LSD allows you to be conscious while the same thing occurs. This provides intense euphoria (or other emotional states) to the user as they experience these unique combinations of process. It can also be therapeutic by allowing the user to intervene and conciously reason about their subconcious brain processes whike they’re being exercised.

However, there is a cost. In addition to LSD being mildly poisonous especially with prolonged use, the brain is not designed to work that way. When you conciously process information and all your subconscious processes that aren’t meant for you to go monkeying with, you can do damage.

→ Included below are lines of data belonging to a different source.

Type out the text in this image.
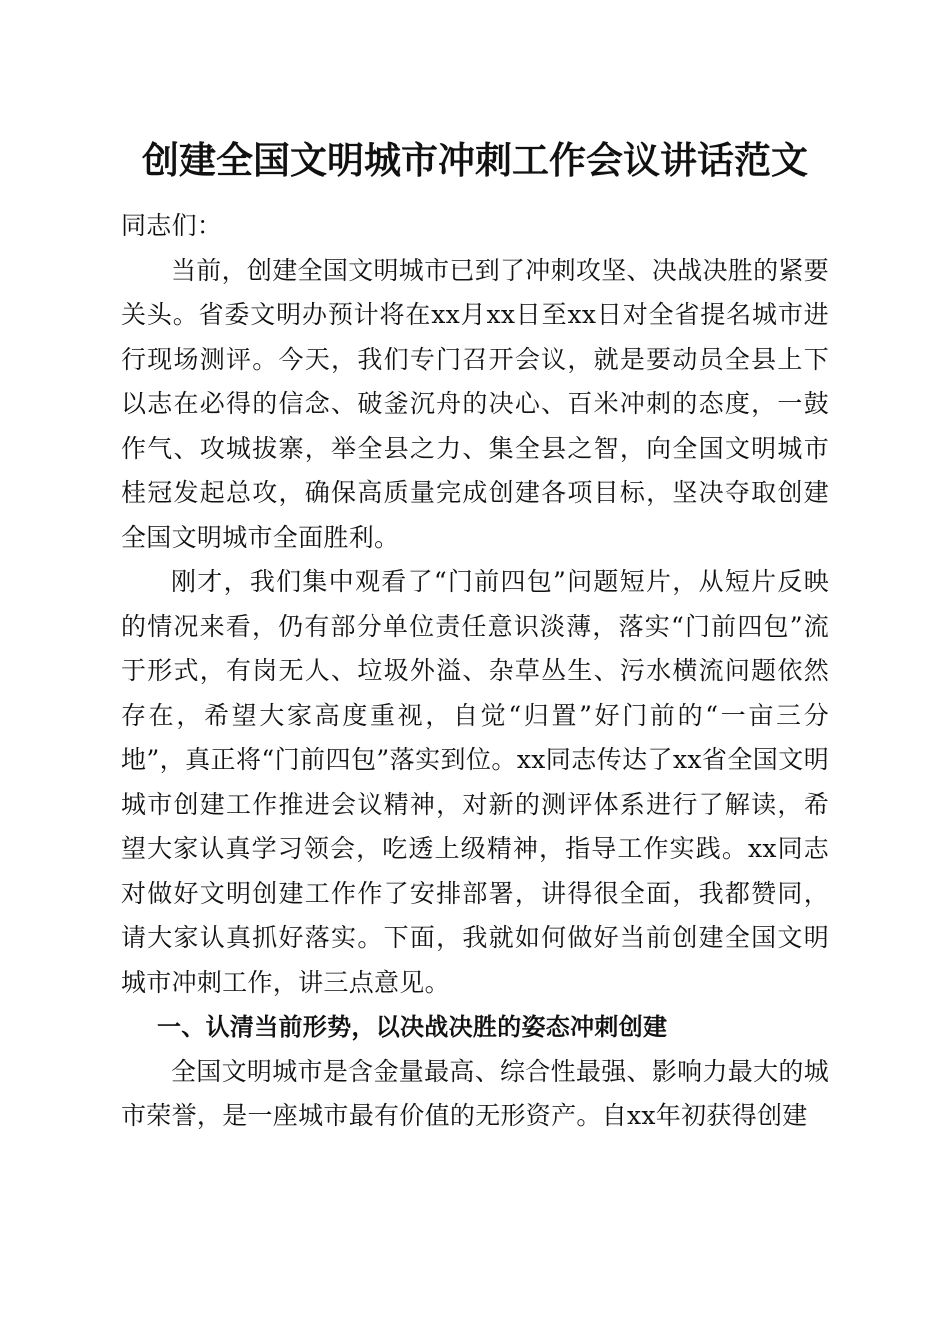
创建全国文明城市冲刺工作会议讲话范文

同志们：

当前，创建全国文明城市已到了冲刺攻坚、决战决胜的紧要关头。省委文明办预计将在xx月xx日至xx日对全省提名城市进行现场测评。今天，我们专门召开会议，就是要动员全县上下以志在必得的信念、破釜沉舟的决心、百米冲刺的态度，一鼓作气、攻城拔寨，举全县之力、集全县之智，向全国文明城市桂冠发起总攻，确保高质量完成创建各项目标，坚决夺取创建全国文明城市全面胜利。

刚才，我们集中观看了“门前四包”问题短片，从短片反映的情况来看，仍有部分单位责任意识淡薄，落实“门前四包”流于形式，有岗无人、垃圾外溢、杂草丛生、污水横流问题依然存在，希望大家高度重视，自觉“归置”好门前的“一亩三分地”，真正将“门前四包”落实到位。xx同志传达了xx省全国文明城市创建工作推进会议精神，对新的测评体系进行了解读，希望大家认真学习领会，吃透上级精神，指导工作实践。xx同志对做好文明创建工作作了安排部署，讲得很全面，我都赞同，请大家认真抓好落实。下面，我就如何做好当前创建全国文明城市冲刺工作，讲三点意见。

一、认清当前形势，以决战决胜的姿态冲刺创建

全国文明城市是含金量最高、综合性最强、影响力最大的城市荣誉，是一座城市最有价值的无形资产。自xx年初获得创建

Your brain hides these things from you because they’re actually finely tuned over complex and continuous processes that pay attention to everything every second of your life. Essentially, it’s smarter and working harder than you ever are. Admittedly, there are certainly pitfalls that your subconscious interpretations can get stuck in, but you can easily push yourself into then by trying to tamper with them as well.

In summary, LSD inhibits the filtering mechanisms that separate your conscious mind from your unconscious and raw sensory stimulus. This is fun and novel, but also has therapeutic value in allowing you to interact with and introspect about subconscious thought patterns, like those that produce trauma. However, when you open up that box, it’s a two way street. If you put your hands on the controls like that, you can easily inflict self harm just as easily as improve yourself.

Please do not interpret this as instruction or guidance on the process of tripping. It’s a very complicated and risky prospect in addition to re rational drug use being dangerous and illegal just as a matter of what chemical you put in your body, not even addressing the risks of what you do once you’re intoxicated.